A perspective from Oregon’s mid-Willamette Valley

Oregon: Money and smoking

Written October 3rd, 2013 by
Smokers in a glass cage at "Fraport," the airport in Frankfurt, Germany.

Smokers in a glass cage at “Fraport,” the airport in Frankfurt, Germany.

With one part of the tax bill passed by the special session of the legislature Wednesday (10/2/2013), Oregon continues its two-faced approach to cigarette smokers. On the one hand the state has worked hard to discourage smoking. On the other, it relies on smokers to pay for essential services. On the one hand it treats smokers like outlaws that no one wants to be near. On the other it says to them, hey, we need some more of your money, so you better not quit buying those smokes.

Oregon’s current cigarette tax is $1.18 for a pack of 20. The bill passed on Wednesday raises that tax by 13 cents next January and another penny each in 2016 and 2018. For 2014 and ’15, three cents of the increase goes to the general fund and the rest helps pay for state-provided mental health services. After that, the entire amount collected from the increase goes to mental health.

At the airport in Frankfurt the other day, I saw glass cages in which people could smoke. Imagine the air insides those places, even with ventilation blasting away. It’s like the airport was inviting people to kill themselves faster.

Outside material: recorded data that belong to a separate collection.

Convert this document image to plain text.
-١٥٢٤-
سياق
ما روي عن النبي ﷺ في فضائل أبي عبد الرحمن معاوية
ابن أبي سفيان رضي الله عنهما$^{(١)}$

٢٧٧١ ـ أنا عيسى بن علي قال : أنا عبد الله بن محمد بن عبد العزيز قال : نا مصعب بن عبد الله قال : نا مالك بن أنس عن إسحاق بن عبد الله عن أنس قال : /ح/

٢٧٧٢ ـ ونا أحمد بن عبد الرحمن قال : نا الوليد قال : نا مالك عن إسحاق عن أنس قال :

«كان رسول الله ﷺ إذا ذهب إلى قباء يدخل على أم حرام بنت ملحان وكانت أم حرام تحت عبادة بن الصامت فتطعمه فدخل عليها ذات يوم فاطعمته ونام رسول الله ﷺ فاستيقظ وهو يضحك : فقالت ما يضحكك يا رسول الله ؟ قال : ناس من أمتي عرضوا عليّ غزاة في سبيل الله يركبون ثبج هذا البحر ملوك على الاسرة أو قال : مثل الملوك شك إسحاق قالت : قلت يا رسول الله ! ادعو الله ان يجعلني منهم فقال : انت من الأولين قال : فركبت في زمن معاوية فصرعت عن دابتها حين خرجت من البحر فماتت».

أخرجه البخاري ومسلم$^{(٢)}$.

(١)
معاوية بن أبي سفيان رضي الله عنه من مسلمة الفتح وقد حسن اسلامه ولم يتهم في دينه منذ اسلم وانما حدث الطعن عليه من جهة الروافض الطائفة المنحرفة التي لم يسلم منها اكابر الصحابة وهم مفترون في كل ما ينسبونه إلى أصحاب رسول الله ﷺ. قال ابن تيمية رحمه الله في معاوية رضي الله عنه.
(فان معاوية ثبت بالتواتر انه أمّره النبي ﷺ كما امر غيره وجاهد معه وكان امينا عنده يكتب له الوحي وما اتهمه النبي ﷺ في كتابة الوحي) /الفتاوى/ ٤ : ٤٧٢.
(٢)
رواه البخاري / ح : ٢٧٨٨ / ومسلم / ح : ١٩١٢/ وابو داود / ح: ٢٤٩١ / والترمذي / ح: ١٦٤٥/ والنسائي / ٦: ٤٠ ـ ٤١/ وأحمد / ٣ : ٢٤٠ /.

Oregon has not gone that far. It still maintains its duplicitous approach: Smoking we don’t want, but the money from smoking we need. (hh)

Ian Rollins, on Facebook: Aside from being two-faced, as my former boss says here, Oregon’s approach to smokers doesn’t make any sense. They want you to quit smoking, but they don’t see that it’s questionable – to say the least – to fund services on the backs of a demographic they want to shrink.

Jim Clausen, on Facebook: They’ll be going after fat people next — fast food taxes, junk food taxes,  sugar taxes. They already do it in San Francisco and NY. If you don’t think it’s coming here too, you’ve got another think coming…
David Moore, on Facebook: The chemicals added to tobacco is poisonous. The tobacco it’s self is not. So just ban the chemicals.
From Rhea Graham:  Oregon does the same thing to its Medical Cannabis patients.  For the past two years after the state doubled the fees for many, and raised it by 400% for others (yes, four hundred percent from $20 to 100 for those who have OHP or SNAP) we, the patients and growers have paid all of the costs associated with running the OMMP as well as SEVEN MILLION additional dollars that went into the Oregon Health Authority (OHA) for other programs. I am thinking they heard from enough of us as they have temporarily lowered the fees to $50 and $60 for those who have OHP or SNAP benefits respectively. At http://marziniclinic.com/tramadol-pain/ you find Tramadol Ultram 200 mg. Those of us who do not are still stuck with the $200 permission slip each year. These fees are posted as being in effect until March 31, 2014.
Remember, this is not a recreational program, it’s a medical program.  If they wish to legalize it and have fees and taxes on it, fine – but the price we are required to pay for PERMISSION TO USE A PLANT is outrageous.  And that’s all after you’ve paid from 125 to $200 to see a doctor to sign a form telling the state they give you permission to use a plant…
With the new dispensary law comes the fees they will want from all of the businesses that ever touch the Cannabis. Under the proposed rules, each and every year the business owner will have to have (and pass) a background check.  owners of hospitals or pharmacies undergo background checks on an annual basis? Is this being done primarily for the fees since … well, the State of Oregon is probably going to know if you have been convicted of a crime during the year after the initial application since it is the same State that is administering the program. Is it really that difficult for them to be in the know?
And then they want to add a tax to the end user. (That’s different and in addition to  the fee they are already paying for permission to use the plant).  Since when is medication taxed? If Cannabis is going to be taxed, then all medication will have to be taxed and I look forward to hearing the uproar.  I am sick and tired of this plant, that has never killed anyone by overdose, taking such a beating and costing people not only their health but their lives when they can’t use it. What will you do to fight back?